28 Jan 2015.

I need to generate a random floating point number.

I know I don't want to do something like rand() % 100 / 100.

A double is just 64-bits, so generate a 64-bit string that looks like

0x3FFn nnnn nnnn nnnn

Where the ns are random hex digits.

As a double, this will be a random number in the range $$[1, 2)$$.

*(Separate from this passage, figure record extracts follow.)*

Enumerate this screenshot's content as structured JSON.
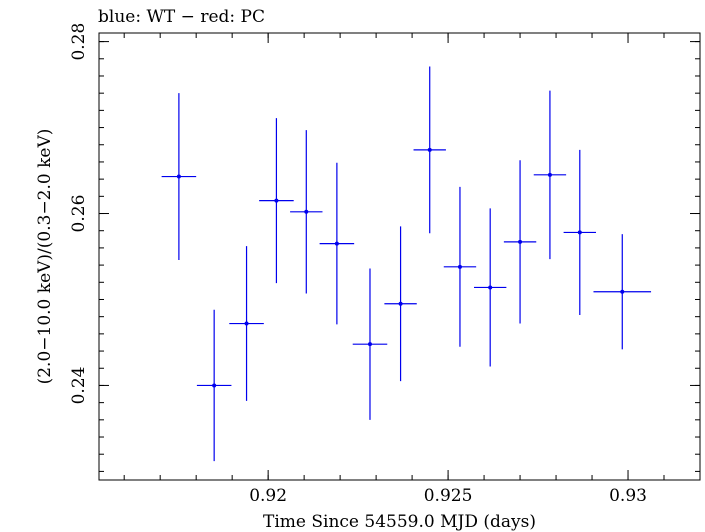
{
  "chart_data": {
    "type": "scatter",
    "title": "blue: WT − red: PC",
    "xlabel": "Time Since 54559.0 MJD (days)",
    "ylabel": "(2.0−10.0 keV)/(0.3−2.0 keV)",
    "xlim": [
      0.9153,
      0.932
    ],
    "ylim": [
      0.229,
      0.281
    ],
    "x_ticks": [
      {
        "value": 0.92,
        "label": "0.92"
      },
      {
        "value": 0.925,
        "label": "0.925"
      },
      {
        "value": 0.93,
        "label": "0.93"
      }
    ],
    "x_minor_step": 0.001,
    "y_ticks": [
      {
        "value": 0.24,
        "label": "0.24"
      },
      {
        "value": 0.26,
        "label": "0.26"
      },
      {
        "value": 0.28,
        "label": "0.28"
      }
    ],
    "y_minor_step": 0.002,
    "grid": false,
    "series": [
      {
        "color": "#0000ee",
        "points": [
          {
            "x": 0.91752,
            "xerr": 0.00048,
            "y": 0.2643,
            "yerr": 0.0097
          },
          {
            "x": 0.9185,
            "xerr": 0.00048,
            "y": 0.24,
            "yerr": 0.0088
          },
          {
            "x": 0.9194,
            "xerr": 0.00048,
            "y": 0.2472,
            "yerr": 0.009
          },
          {
            "x": 0.92023,
            "xerr": 0.00048,
            "y": 0.2615,
            "yerr": 0.0096
          },
          {
            "x": 0.92106,
            "xerr": 0.00045,
            "y": 0.2602,
            "yerr": 0.0095
          },
          {
            "x": 0.92191,
            "xerr": 0.00048,
            "y": 0.2565,
            "yerr": 0.0094
          },
          {
            "x": 0.92283,
            "xerr": 0.00048,
            "y": 0.2448,
            "yerr": 0.0088
          },
          {
            "x": 0.92368,
            "xerr": 0.00045,
            "y": 0.2495,
            "yerr": 0.009
          },
          {
            "x": 0.92449,
            "xerr": 0.00045,
            "y": 0.2674,
            "yerr": 0.0097
          },
          {
            "x": 0.92533,
            "xerr": 0.00045,
            "y": 0.2538,
            "yerr": 0.0093
          },
          {
            "x": 0.92617,
            "xerr": 0.00045,
            "y": 0.2514,
            "yerr": 0.0092
          },
          {
            "x": 0.927,
            "xerr": 0.00045,
            "y": 0.2567,
            "yerr": 0.0095
          },
          {
            "x": 0.92783,
            "xerr": 0.00045,
            "y": 0.2645,
            "yerr": 0.0098
          },
          {
            "x": 0.92866,
            "xerr": 0.00045,
            "y": 0.2578,
            "yerr": 0.0096
          },
          {
            "x": 0.92984,
            "xerr": 0.0008,
            "y": 0.2509,
            "yerr": 0.0067
          }
        ]
      }
    ]
  }
}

Floating point numbers generated this way have the same distribution as the underlying generator used.

## Why not zero to one?

The range $$[1, 2)$$ uses a single exponent, whereas the range $$[0, 1)$$ spans 1074 different exponents.

Because of the way the floating point encoding works, if I use uniformly distributed random numbers to generate all the bits of the double (the exponent as well as the significand) up to 1.0, I will end up with the same number of samples in the range $$[2^{-1074}, 2^{-1023})$$ as I will in the range $$[0.5, 1.0)$$.

The benefit of using the range $$[1, 2)$$ is that I can use a fixed exponent and generate just the significand, and the distribution stays the same.

## Floating point encoding

IEEE 754-1985 double-precision floating point numbers are encoded as:

• Sign bit.
• 11 bits of exponent.
• 52 bits of significand (sometimes called fraction or mantissa).

Laid out like this:

6  6       5 5         4         3         2         1         0
3210987654321098765432109876543210987654321098765432109876543210
+EEEEEEEEEEEssssssssssssssssssssssssssssssssssssssssssssssssssss
|          |                                                   |
sign bit   exponent                                  significand

The exponent is encoded with an offset:

• A zero value means the exponent is $$2^{-1022}$$ and the number is a "denormal."
• A nonzero value, $$E$$, means the exponent is $$2^{E-1023}$$ and the significand is "normalized."

How to interpret the significand:

• For example, the bit string 1011100000000000000000000000000000000000000000000000.
• This corresponds to the binary number $$1.10111_2$$.
• The leading 1. is implicit in the encoding:
• The exponent is chosen so that the first significant bit is 1.
• Since the first bit is known, we can elide it.
• If it were a denormal number, the significand would be $$0.10111_2$$.
• $$1.10111_2$$ means $$1 + \frac{1}{2} + \frac{1}{8} + \frac{1}{16} + \frac{1}{32}$$.
• Or, in decimal: $$1.718750_{10}$$.

Floating point 0.0 is all zeroes:

+EEEEEEEEEEEssssssssssssssssssssssssssssssssssssssssssssssssssss
0000000000000000000000000000000000000000000000000000000000000000

The next number after zero (i.e. nexttoward(0., 1.)) is:

+EEEEEEEEEEEssssssssssssssssssssssssssssssssssssssssssssssssssss
0000000000000000000000000000000000000000000000000000000000000001
1         2         3         4         5
bit index:  1234567890123456789012345678901234567890123456789012

Here the exponent is $$2^{-1022}$$, the number is denormal, and the significand has the least significant bit set, so the number is:

$$2^{-1022} \times 0.0000000000000000000000000000000000000000000000000000000000000001_2\\ = 2^{-1022} \times 2^{-52}\\ = 2^{-1074}$$

The floating point representation of 1.0 is:

+EEEEEEEEEEEssssssssssssssssssssssssssssssssssssssssssssssssssss
0011111111110000000000000000000000000000000000000000000000000000

The exponent is encoded as $$01111111111_2 = 1023_{10}$$ which corresponds to $$2^0$$.

The significand is $$1.0_2$$ because a normalized number has the implicit bit and the encoded significand is all zeroes after it.